KANSAS CITY, Mo. (AP) — A U.S. Interior Department program intended to recognize conservation efforts along the nation's waterways was dissolved on Friday amid opposition from landowners and politicians who feared it would lead to increased regulations and possible land seizures.
The National Blueways System was created in May 2012 as part of President Barack Obama's America's Great Outdoors Initiative. The program was voluntary, didn't include any new regulations, and a designation — bestowed on only two rivers, one of which was dropped last year because of local opposition — brought no additional funding or federal protections.
Interior Secretary Sally Jewell said that after a departmental review, her agency decided to disband the program.
"The National Blueways Committee will be deactivated, but the department will continue to encourage collaborative, community-based watershed partnerships that support sustainable and healthy water supplies," department spokeswoman Jessica Kershaw said.
Jewell put the program on hold in July, two weeks after removing the designation from the White River, which spans more than 700 miles through Missouri and Arkansas. The only other National Blueway waterway — the Connecticut River, which runs through Connecticut, Massachusetts, Vermont and New Hampshire — will retain the designation, Jewell said Friday.
While the program was intended solely to recognize conservation efforts, supporters hoped that gaining a National Blueway designation would put their waterways at the front of the line for federal grants. The White River received the designation after several groups, including the Missouri Department of Conservation and the Nature Conservancy, nominated it for inclusion.
Federal officials insisted the program would not include any new protective status or regulations, but opponents in Missouri and Arkansas weren't convinced. Their pushback intensified in late June, when a coalition of Republican U.S. senators and representatives from both states sent a letter to the Interior Department asking how to revoke the designation.

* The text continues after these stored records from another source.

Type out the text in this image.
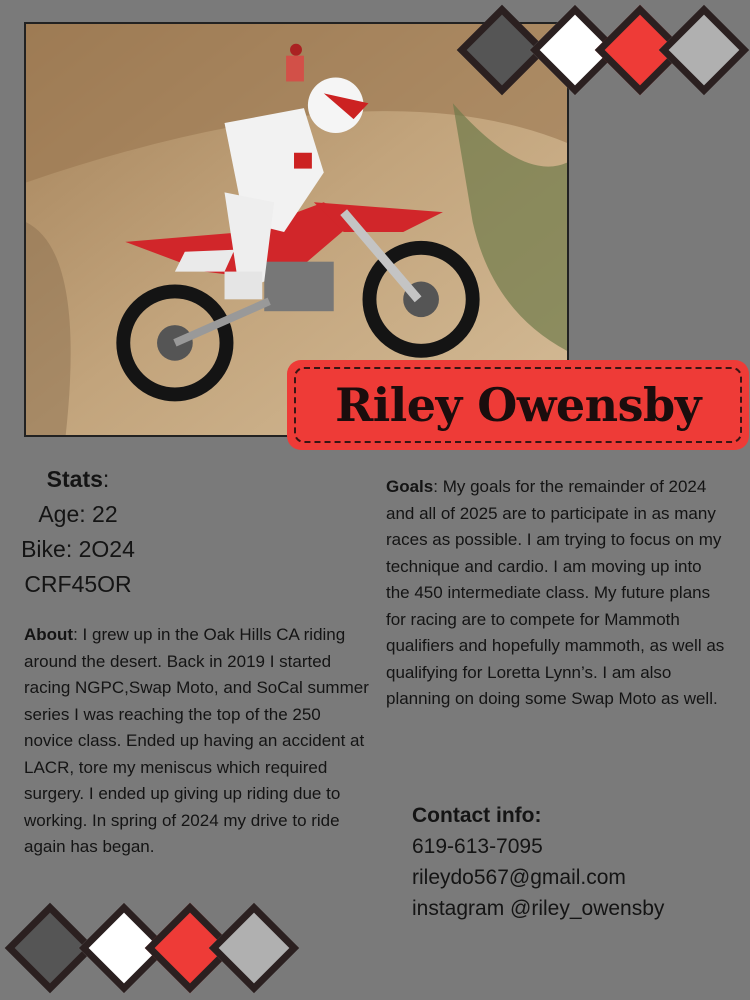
Riley Owensby
Stats:
Age: 22
Bike: 2O24
CRF45OR
About: I grew up in the Oak Hills CA riding around the desert. Back in 2019 I started racing NGPC,Swap Moto, and SoCal summer series I was reaching the top of the 250 novice class. Ended up having an accident at LACR, tore my meniscus which required surgery. I ended up giving up riding due to working. In spring of 2024 my drive to ride again has began.
Goals: My goals for the remainder of 2024 and all of 2025 are to participate in as many races as possible. I am trying to focus on my technique and cardio. I am moving up into the 450 intermediate class. My future plans for racing are to compete for Mammoth qualifiers and hopefully mammoth, as well as qualifying for Loretta Lynn’s. I am also planning on doing some Swap Moto as well.
Contact info:
619-613-7095
rileydo567@gmail.com
instagram @riley_owensby
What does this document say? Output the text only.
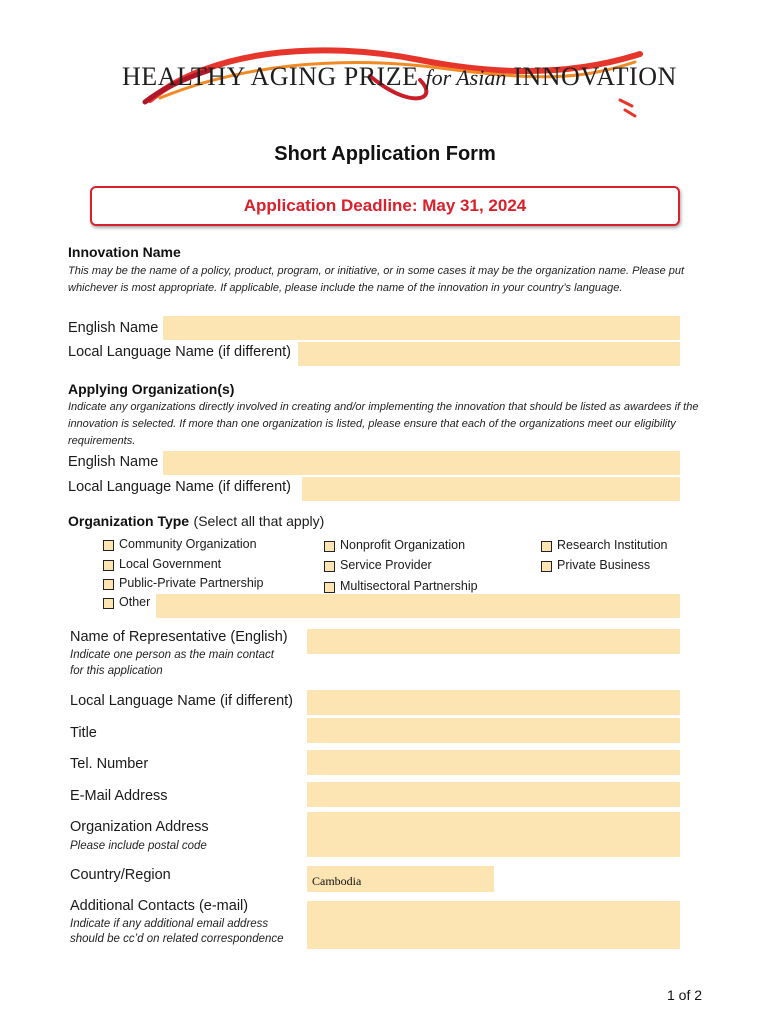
HEALTHY AGING PRIZE for Asian INNOVATION
Short Application Form
Application Deadline: May 31, 2024
Innovation Name
This may be the name of a policy, product, program, or initiative, or in some cases it may be the organization name. Please put whichever is most appropriate. If applicable, please include the name of the innovation in your country’s language.
English Name
Local Language Name (if different)
Applying Organization(s)
Indicate any organizations directly involved in creating and/or implementing the innovation that should be listed as awardees if the innovation is selected. If more than one organization is listed, please ensure that each of the organizations meet our eligibility requirements.
English Name
Local Language Name (if different)
Organization Type (Select all that apply)
Community Organization
Local Government
Public-Private Partnership
Other
Nonprofit Organization
Service Provider
Multisectoral Partnership
Research Institution
Private Business
Name of Representative (English)
Indicate one person as the main contact
for this application
Local Language Name (if different)
Title
Tel. Number
E-Mail Address
Organization Address
Please include postal code
Country/Region	Cambodia
Additional Contacts (e-mail)
Indicate if any additional email address
should be cc’d on related correspondence
1 of 2
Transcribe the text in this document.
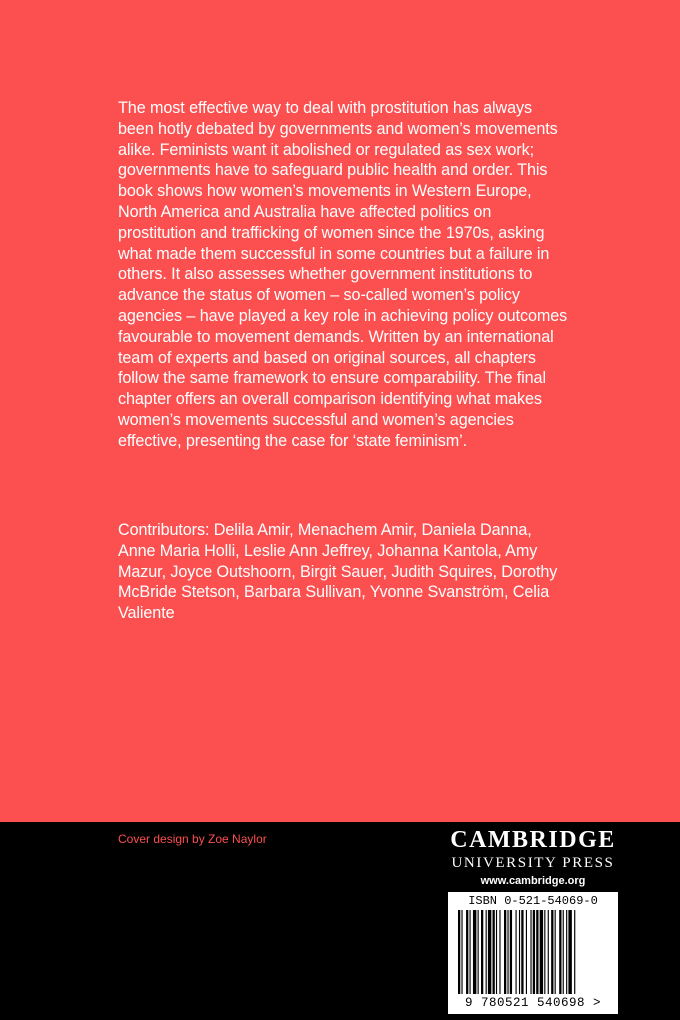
The most effective way to deal with prostitution has always been hotly debated by governments and women’s movements alike. Feminists want it abolished or regulated as sex work; governments have to safeguard public health and order. This book shows how women’s movements in Western Europe, North America and Australia have affected politics on prostitution and trafficking of women since the 1970s, asking what made them successful in some countries but a failure in others. It also assesses whether government institutions to advance the status of women – so-called women’s policy agencies – have played a key role in achieving policy outcomes favourable to movement demands. Written by an international team of experts and based on original sources, all chapters follow the same framework to ensure comparability. The final chapter offers an overall comparison identifying what makes women’s movements successful and women’s agencies effective, presenting the case for ‘state feminism’.

Contributors: Delila Amir, Menachem Amir, Daniela Danna, Anne Maria Holli, Leslie Ann Jeffrey, Johanna Kantola, Amy Mazur, Joyce Outshoorn, Birgit Sauer, Judith Squires, Dorothy McBride Stetson, Barbara Sullivan, Yvonne Svanström, Celia Valiente

Cover design by Zoe Naylor	CAMBRIDGE
UNIVERSITY PRESS
www.cambridge.org
ISBN 0-521-54069-0
9 780521 540698 >
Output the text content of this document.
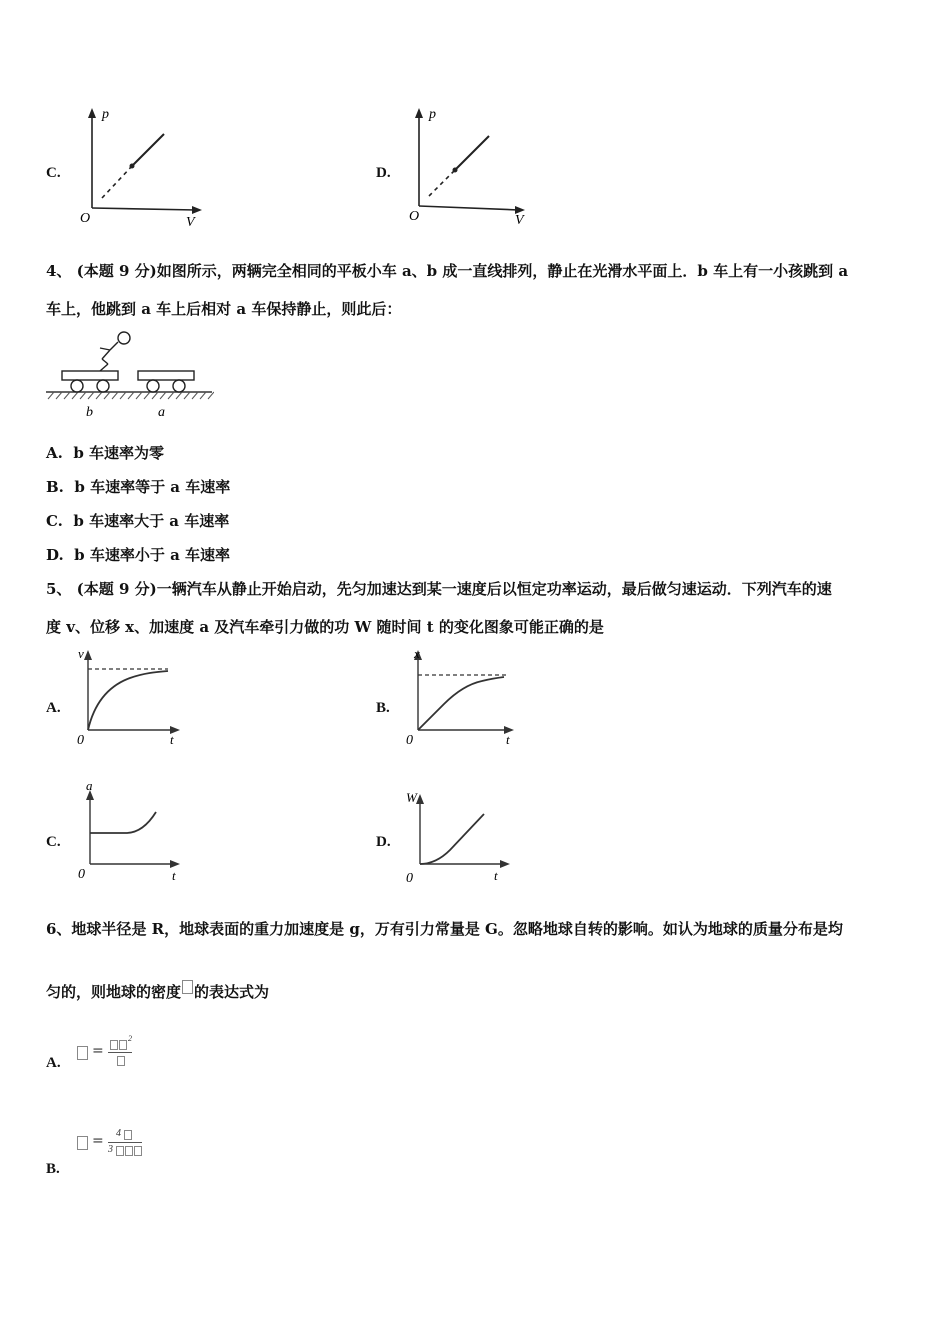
C.
p
V
O
D.
p
V
O
4、 (本题 9 分)如图所示，两辆完全相同的平板小车 a、b 成一直线排列，静止在光滑水平面上．b 车上有一小孩跳到 a
车上，他跳到 a 车上后相对 a 车保持静止，则此后：
b	a
A. b 车速率为零
B. b 车速率等于 a 车速率
C. b 车速率大于 a 车速率
D. b 车速率小于 a 车速率
5、 (本题 9 分)一辆汽车从静止开始启动，先匀加速达到某一速度后以恒定功率运动，最后做匀速运动．下列汽车的速
度 v、位移 x、加速度 a 及汽车牵引力做的功 W 随时间 t 的变化图象可能正确的是
A.
v
t
0
B.
x
t
0
C.
a
t
0
D.
W
t
0
6、地球半径是 R，地球表面的重力加速度是 g，万有引力常量是 G。忽略地球自转的影响。如认为地球的质量分布是均
匀的，则地球的密度 的表达式为
=
2
A.
= 4
3
B.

"We all agree that we should work to protect our waterways, but a new federal Blueway program is not necessary to improve the cooperation of federal and state agencies on the management of the White River," Arkansas Sen. John Boozman said after the designation was rescinded in July. "This designation occurred without a formal process — no public comment, lack of transparency from the federal government and without the broad support of Arkansans."
Even former backers of the White River's designation as a National Blueway pushed to have that title rescinded because they feared the dispute could make landowners resistant to voluntarily cooperating with conservation efforts.